Relying only on one-to-one therapy is limiting. It restricts access for clients and risks leaving clinicians stuck on a treadmill of back-to-back sessions. It also makes it hard to grow or sell a practice, since the business is built only around the clinician’s time.

Diversification can look like:

  • Running online or in-person groups.
  • Offering supervision in your area of expertise.
  • Developing workplace training.
  • Writing resources that answer common therapy-room questions.
  • Leveraging AI and systems to create space for new projects.

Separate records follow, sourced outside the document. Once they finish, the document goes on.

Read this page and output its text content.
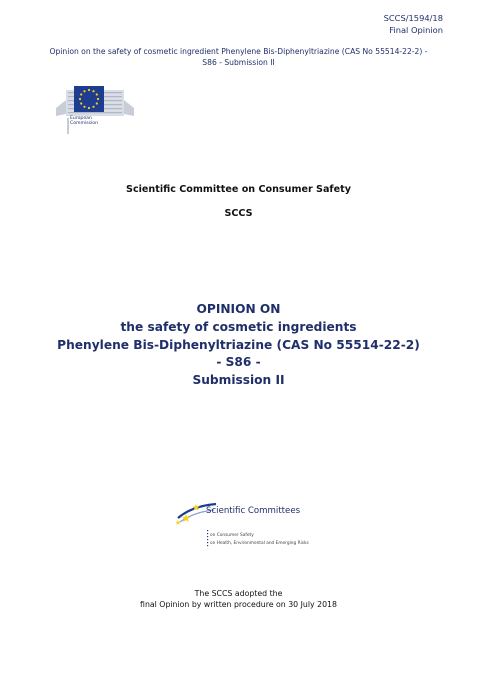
SCCS/1594/18
Final Opinion
Opinion on the safety of cosmetic ingredient Phenylene Bis-Diphenyltriazine (CAS No 55514-22-2) -
S86 - Submission II
European
Commission
Scientific Committee on Consumer Safety
SCCS
OPINION ON
the safety of cosmetic ingredients
Phenylene Bis-Diphenyltriazine (CAS No 55514-22-2)
- S86 -
Submission II
Scientific Committees
on Consumer Safety
on Health, Environmental and Emerging Risks
The SCCS adopted the
final Opinion by written procedure on 30 July 2018
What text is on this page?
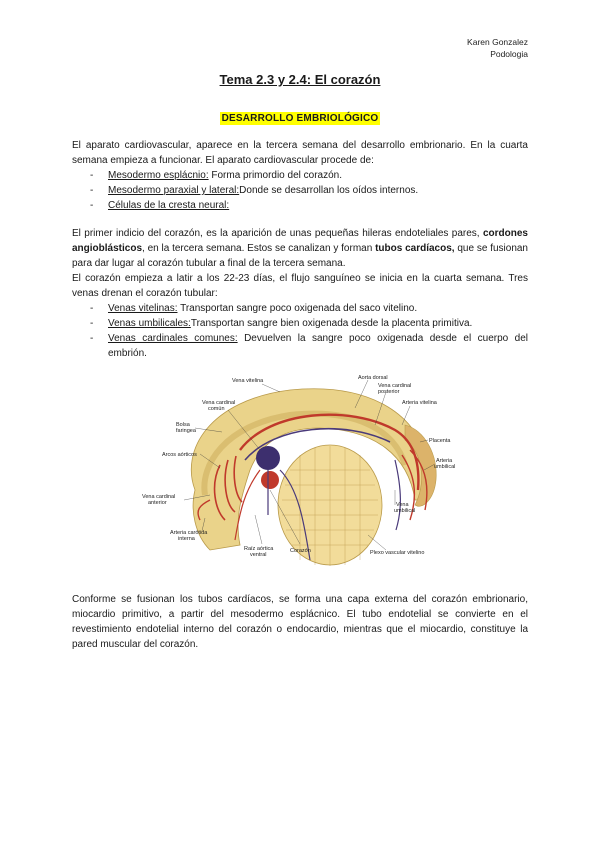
Karen Gonzalez
Podologia
Tema 2.3 y 2.4: El corazón
DESARROLLO EMBRIOLÓGICO

El aparato cardiovascular, aparece en la tercera semana del desarrollo embrionario. En la cuarta semana empieza a funcionar. El aparato cardiovascular procede de:

- Mesodermo esplácnio: Forma primordio del corazón.
- Mesodermo paraxial y lateral:Donde se desarrollan los oídos internos.
- Células de la cresta neural:

El primer indicio del corazón, es la aparición de unas pequeñas hileras endoteliales pares, cordones angioblásticos, en la tercera semana. Estos se canalizan y forman tubos cardíacos, que se fusionan para dar lugar al corazón tubular a final de la tercera semana.

El corazón empieza a latir a los 22-23 días, el flujo sanguíneo se inicia en la cuarta semana. Tres venas drenan el corazón tubular:

- Venas vitelinas: Transportan sangre poco oxigenada del saco vitelino.
- Venas umbilicales:Transportan sangre bien oxigenada desde la placenta primitiva.
- Venas cardinales comunes: Devuelven la sangre poco oxigenada desde el cuerpo del embrión.
Vena vitelina	Aorta dorsal
Vena cardinal
posterior
Arteria vitelina
Vena cardinal
común
Bolsa
faringea
Placenta
Arcos aórticos
Arteria
umbilical
Vena cardinal
anterior	Vena
umbilical
Arteria carótida
interna
Raíz aórtica
ventral
Corazón	Plexo vascular vitelino

Conforme se fusionan los tubos cardíacos, se forma una capa externa del corazón embrionario, miocardio primitivo, a partir del mesodermo esplácnico. El tubo endotelial se convierte en el revestimiento endotelial interno del corazón o endocardio, mientras que el miocardio, constituye la pared muscular del corazón.
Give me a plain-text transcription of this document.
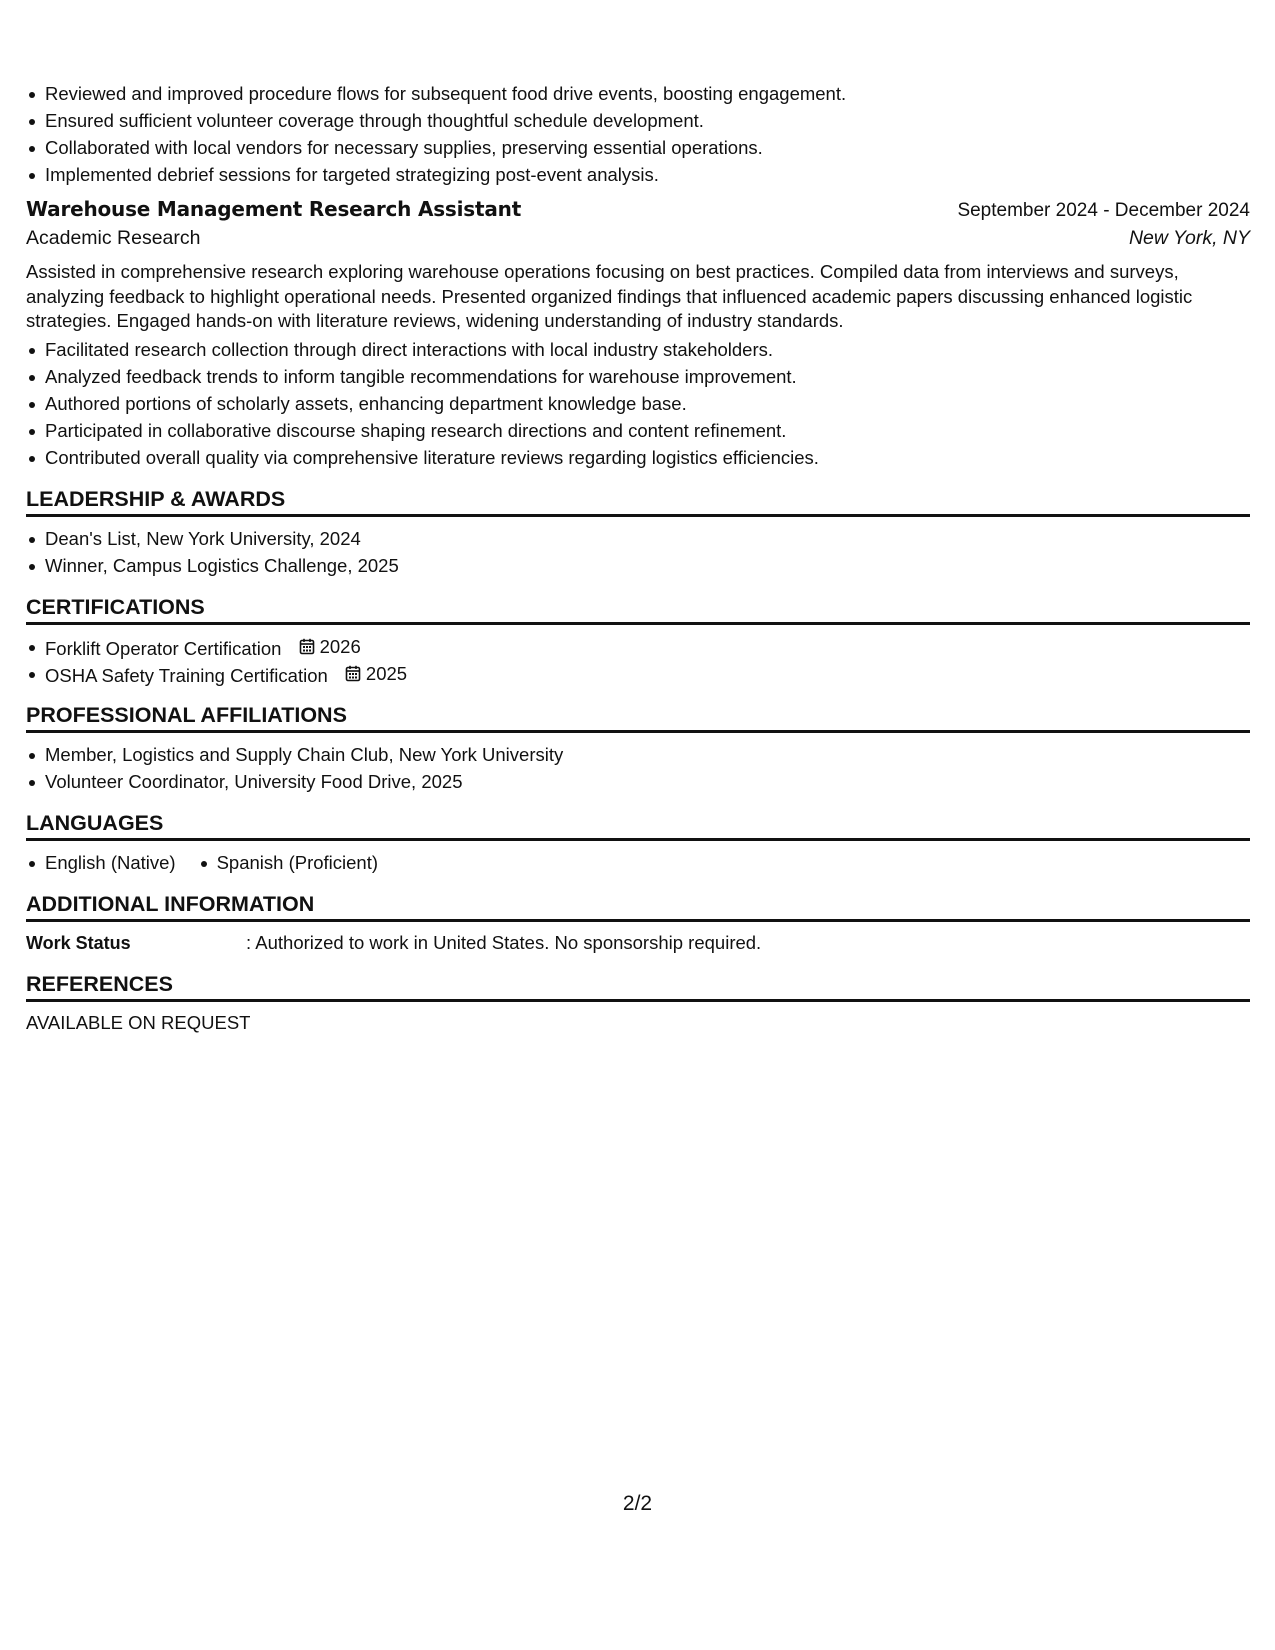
Reviewed and improved procedure flows for subsequent food drive events, boosting engagement.
Ensured sufficient volunteer coverage through thoughtful schedule development.
Collaborated with local vendors for necessary supplies, preserving essential operations.
Implemented debrief sessions for targeted strategizing post-event analysis.
Warehouse Management Research Assistant	September 2024 - December 2024
Academic Research	New York, NY
Assisted in comprehensive research exploring warehouse operations focusing on best practices. Compiled data from interviews and surveys, analyzing feedback to highlight operational needs. Presented organized findings that influenced academic papers discussing enhanced logistic strategies. Engaged hands-on with literature reviews, widening understanding of industry standards.
Facilitated research collection through direct interactions with local industry stakeholders.
Analyzed feedback trends to inform tangible recommendations for warehouse improvement.
Authored portions of scholarly assets, enhancing department knowledge base.
Participated in collaborative discourse shaping research directions and content refinement.
Contributed overall quality via comprehensive literature reviews regarding logistics efficiencies.
LEADERSHIP & AWARDS
Dean's List, New York University, 2024
Winner, Campus Logistics Challenge, 2025
CERTIFICATIONS
Forklift Operator Certification 2026
OSHA Safety Training Certification 2025
PROFESSIONAL AFFILIATIONS
Member, Logistics and Supply Chain Club, New York University
Volunteer Coordinator, University Food Drive, 2025
LANGUAGES
English (Native)	Spanish (Proficient)
ADDITIONAL INFORMATION
Work Status	: Authorized to work in United States. No sponsorship required.
REFERENCES
AVAILABLE ON REQUEST
2/2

Even small steps can keep your career sustainable while expanding your impact.

The Role of Collaboration

Innovation doesn’t happen in a vacuum. Networking, collaboration, and interdisciplinary work spark ideas we’d never find alone. Borrowing strategies from education or business enriches our field, while partnerships help share the load of creating something new.

Final Takeaways

Innovation in mental health isn’t about being a tech genius or taking wild risks. It’s about being:

  • Flexible and creative.
  • Grounded in values.
  • Willing to see failures as learning opportunities.

If we want to stay competitive and sustainable in this field, we need to innovate. The good news? It doesn’t always mean doing something huge, it’s often the small, thoughtful shifts that make the biggest impact.